Chloroperoxidase halogenation reactions. Chemical versus enzymic halogenating intermediates

In the absence of organic substrates, chloroperoxidase catalyzes the peroxidation of chloride and bromide ion to molecular chlorine and bromine. However, these molecular species are not formed as intermediates in the enzymic halogenation of organic halogen-acceptor substrates. The rate of oxidation of chloride to its respective molecular species is considerably slower than the rate of enzymic chlorination of acceptor substrates. Furthermore, differences are observed in substrate specificities between enzymic and chemical halogenation reactions. Thiourea and methionine are substrates in chloride-dependent oxidation reactions catalyzed by chloroperoxidase and are preferred at least 50:1 and 30:1 respectively over 2- chlorodimedone. Corresponding nonenzymic reaction preferences for the oxidation of thiourea versus 2-chlorodimedone chlorination are only 2:1 with hypochlorite and 3:1 with molecular chlorine. Also, hypochlorite shows essentially no preference for methionine compared with 2-chlorodimedone.
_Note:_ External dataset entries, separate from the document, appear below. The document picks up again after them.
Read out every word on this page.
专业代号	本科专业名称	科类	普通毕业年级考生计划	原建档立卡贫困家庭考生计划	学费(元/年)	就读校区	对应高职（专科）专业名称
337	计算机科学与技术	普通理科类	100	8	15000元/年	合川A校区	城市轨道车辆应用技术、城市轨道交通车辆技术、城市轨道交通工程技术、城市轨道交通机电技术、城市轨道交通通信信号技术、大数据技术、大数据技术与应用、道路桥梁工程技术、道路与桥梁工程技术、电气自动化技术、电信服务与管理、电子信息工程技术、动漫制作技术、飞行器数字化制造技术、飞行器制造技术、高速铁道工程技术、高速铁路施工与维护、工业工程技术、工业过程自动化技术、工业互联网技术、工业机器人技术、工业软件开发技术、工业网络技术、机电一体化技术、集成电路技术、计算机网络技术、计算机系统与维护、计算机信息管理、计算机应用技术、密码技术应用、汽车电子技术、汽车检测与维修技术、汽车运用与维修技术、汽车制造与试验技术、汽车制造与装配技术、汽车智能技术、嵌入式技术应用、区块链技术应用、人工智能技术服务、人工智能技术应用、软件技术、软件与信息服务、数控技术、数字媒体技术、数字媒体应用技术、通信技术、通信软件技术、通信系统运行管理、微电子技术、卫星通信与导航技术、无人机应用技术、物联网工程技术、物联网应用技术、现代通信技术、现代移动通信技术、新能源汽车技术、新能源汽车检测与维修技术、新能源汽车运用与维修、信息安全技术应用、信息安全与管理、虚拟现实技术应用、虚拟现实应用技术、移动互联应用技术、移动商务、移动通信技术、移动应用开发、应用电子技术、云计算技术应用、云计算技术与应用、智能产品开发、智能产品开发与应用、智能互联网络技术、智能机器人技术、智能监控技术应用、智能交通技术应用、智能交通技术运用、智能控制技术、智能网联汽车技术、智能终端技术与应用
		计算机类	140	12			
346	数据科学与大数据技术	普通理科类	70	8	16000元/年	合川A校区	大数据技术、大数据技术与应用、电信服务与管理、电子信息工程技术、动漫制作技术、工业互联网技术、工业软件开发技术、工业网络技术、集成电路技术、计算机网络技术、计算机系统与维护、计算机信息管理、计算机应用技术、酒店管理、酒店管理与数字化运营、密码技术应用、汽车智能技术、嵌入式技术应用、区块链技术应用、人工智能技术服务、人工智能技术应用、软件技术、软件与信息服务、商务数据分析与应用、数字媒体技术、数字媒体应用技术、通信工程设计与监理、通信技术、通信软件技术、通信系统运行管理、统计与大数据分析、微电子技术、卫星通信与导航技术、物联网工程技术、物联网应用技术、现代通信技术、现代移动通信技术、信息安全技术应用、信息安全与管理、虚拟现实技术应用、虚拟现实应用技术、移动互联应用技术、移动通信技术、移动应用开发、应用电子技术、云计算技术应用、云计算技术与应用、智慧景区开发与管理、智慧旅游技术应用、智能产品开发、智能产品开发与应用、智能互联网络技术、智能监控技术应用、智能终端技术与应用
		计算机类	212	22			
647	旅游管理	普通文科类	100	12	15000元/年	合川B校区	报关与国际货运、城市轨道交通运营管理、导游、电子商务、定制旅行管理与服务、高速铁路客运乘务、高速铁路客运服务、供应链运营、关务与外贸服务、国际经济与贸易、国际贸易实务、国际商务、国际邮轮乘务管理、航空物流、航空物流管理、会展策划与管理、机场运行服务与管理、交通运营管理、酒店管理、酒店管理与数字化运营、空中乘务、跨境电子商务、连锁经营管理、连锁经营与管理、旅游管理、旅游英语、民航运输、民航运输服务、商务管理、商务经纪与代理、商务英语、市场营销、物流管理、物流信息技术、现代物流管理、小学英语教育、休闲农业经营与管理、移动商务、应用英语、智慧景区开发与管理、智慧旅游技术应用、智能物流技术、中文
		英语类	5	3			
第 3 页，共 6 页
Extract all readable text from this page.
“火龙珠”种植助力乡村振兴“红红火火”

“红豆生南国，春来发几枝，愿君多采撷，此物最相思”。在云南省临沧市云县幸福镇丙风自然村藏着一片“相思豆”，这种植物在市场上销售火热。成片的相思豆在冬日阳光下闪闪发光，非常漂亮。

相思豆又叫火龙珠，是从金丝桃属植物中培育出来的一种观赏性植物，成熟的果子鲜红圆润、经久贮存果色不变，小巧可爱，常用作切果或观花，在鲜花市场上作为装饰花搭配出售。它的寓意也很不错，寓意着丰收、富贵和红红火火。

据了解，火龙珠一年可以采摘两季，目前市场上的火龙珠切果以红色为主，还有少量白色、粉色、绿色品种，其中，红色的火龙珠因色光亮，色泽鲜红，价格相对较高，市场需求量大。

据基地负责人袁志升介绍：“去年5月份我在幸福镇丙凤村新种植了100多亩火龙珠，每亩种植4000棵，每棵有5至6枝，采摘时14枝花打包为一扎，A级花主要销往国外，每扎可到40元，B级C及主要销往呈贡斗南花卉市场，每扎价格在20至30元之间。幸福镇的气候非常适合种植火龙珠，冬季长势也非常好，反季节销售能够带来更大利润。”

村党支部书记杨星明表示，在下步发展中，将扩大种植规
In the bromide-dependent reactions catalyzed by chloroperoxidase, bromine is formed at a rate equivalent to that of the bromination of acceptor substrates. However, the specificity of the bromide-dependent oxidation of methionine versus the bromination of 2-chlorodimedone by chloroperoxidase is 4:1. This value is significantly higher than the ratio in reactions of these two substrates with molecular bromine, which is essentially 1:1. A general reaction scheme for all reactions of chloroperoxidase with its halogen-acceptor substrates is proposed. This process involves the initial formation of Compound I and its subsequent conversion into an iron (III) hypohalite halogenating intermediate.